Geology

Geology
The 366 daily episodes in 2014 were chronological snapshots of earth history, beginning with the Precambrian in January and on to the Cenozoic in December. You can find them all in the index in the right sidebar. In 2015, the daily episodes for each month were assembled into monthly packages (link in index at right), and a few new episodes were posted from 2015-18. You may be interested in a continuation of this blog on Substack at this location. Thanks for your interest!

Friday, May 10, 2019

Barite with inclusions

Beginning with this post, the blog is "blog only" - no more podcasts, at least not for now.

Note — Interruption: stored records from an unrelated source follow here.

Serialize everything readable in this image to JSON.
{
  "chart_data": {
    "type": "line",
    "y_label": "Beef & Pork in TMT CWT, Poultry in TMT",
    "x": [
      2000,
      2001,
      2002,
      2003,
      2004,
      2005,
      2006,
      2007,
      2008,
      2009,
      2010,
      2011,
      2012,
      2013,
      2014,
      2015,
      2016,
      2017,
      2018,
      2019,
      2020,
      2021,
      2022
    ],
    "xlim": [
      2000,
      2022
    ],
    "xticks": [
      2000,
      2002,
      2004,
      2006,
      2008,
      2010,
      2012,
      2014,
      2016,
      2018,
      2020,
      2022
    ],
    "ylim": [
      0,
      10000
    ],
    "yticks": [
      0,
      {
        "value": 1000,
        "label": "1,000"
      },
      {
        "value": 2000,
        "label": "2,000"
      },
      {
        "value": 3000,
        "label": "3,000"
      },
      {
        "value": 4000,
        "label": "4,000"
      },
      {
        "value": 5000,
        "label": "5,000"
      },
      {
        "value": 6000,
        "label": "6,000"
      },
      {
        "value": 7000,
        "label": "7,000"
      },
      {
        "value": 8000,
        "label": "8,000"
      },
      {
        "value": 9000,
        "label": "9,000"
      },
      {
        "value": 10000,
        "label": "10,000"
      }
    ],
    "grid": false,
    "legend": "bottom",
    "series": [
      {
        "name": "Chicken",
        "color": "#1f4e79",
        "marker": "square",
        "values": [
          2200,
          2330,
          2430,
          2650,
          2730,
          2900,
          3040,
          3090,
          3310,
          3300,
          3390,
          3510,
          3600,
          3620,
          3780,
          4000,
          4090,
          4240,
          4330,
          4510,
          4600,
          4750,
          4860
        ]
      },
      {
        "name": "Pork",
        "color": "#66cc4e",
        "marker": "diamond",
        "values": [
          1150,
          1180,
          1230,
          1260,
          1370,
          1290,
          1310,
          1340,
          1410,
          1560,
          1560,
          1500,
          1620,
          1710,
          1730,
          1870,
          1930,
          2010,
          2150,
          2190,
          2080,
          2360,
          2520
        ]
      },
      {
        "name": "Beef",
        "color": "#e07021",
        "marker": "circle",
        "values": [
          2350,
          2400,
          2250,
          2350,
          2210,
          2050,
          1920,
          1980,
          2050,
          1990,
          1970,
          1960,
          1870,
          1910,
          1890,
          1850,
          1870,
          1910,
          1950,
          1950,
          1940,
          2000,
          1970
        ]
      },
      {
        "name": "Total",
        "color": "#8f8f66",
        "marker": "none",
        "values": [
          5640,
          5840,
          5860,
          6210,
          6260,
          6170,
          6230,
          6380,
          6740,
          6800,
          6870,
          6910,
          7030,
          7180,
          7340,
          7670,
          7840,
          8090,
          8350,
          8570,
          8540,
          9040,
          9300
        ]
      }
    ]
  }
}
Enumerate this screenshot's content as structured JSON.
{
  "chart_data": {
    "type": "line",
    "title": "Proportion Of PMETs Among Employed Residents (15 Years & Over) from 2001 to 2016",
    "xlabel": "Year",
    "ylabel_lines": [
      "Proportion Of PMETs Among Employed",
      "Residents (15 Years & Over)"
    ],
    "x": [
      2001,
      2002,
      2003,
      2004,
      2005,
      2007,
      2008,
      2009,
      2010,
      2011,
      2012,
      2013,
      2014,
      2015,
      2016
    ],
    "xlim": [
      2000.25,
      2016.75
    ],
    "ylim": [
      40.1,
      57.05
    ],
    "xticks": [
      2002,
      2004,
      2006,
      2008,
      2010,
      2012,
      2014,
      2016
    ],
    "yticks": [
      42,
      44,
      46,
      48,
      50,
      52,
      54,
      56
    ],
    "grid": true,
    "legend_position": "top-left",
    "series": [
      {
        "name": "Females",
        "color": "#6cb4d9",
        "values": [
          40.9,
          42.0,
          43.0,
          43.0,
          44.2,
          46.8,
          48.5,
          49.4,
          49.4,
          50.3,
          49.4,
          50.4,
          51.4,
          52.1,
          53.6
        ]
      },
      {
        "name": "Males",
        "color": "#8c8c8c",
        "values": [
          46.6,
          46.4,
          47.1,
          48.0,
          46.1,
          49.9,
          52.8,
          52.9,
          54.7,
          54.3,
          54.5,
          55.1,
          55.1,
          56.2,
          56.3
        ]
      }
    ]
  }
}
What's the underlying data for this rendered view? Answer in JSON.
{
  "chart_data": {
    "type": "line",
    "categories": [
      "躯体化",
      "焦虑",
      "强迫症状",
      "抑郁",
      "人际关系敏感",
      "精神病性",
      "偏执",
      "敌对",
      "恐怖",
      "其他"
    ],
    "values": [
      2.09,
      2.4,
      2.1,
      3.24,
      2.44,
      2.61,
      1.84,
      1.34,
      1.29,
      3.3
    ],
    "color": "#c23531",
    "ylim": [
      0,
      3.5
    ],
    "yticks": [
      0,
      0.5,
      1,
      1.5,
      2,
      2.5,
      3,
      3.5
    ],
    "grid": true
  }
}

The brownest zones of barite in this example result from dense inclusions of deep reddish material, probably hematite, in blebs smaller than a hundredth of a millimeter barely visible in the image. The larger inclusions you can see here are brassy spheres, triangular prisms, and elongate pencils, and are probably pyrite but chalcopyrite is possible. The lower right inset shows the pencil forms a little better than the main image.
The upper right inset is the entire 2.3-cm specimen. I don’t have a locality, but I attribute it to Frizington, Cumbria, England, because of the barite forms and inclusions, the associated white calcite (colored pink in places by hematite), and the presence of a few tiny hematite blades on the surface.
Zoning in crystals results from changes in the environment while the crystal is growing. In this case there were variations in the iron (and maybe copper, if some of the inclusions are chalcopyrite) content in what was otherwise a solution dominated by barium and sulfur (barite is barium sulfate).
Zoned crystals are common, although this one is kind of dramatic and I think the pencil-like inclusions, standing in ranks perpendicular to the crystal faces, are unusually weird and cool. It would be more difficult for such things to form than for a barite crystal surface to be coated with something and then have more barite deposited over that coating.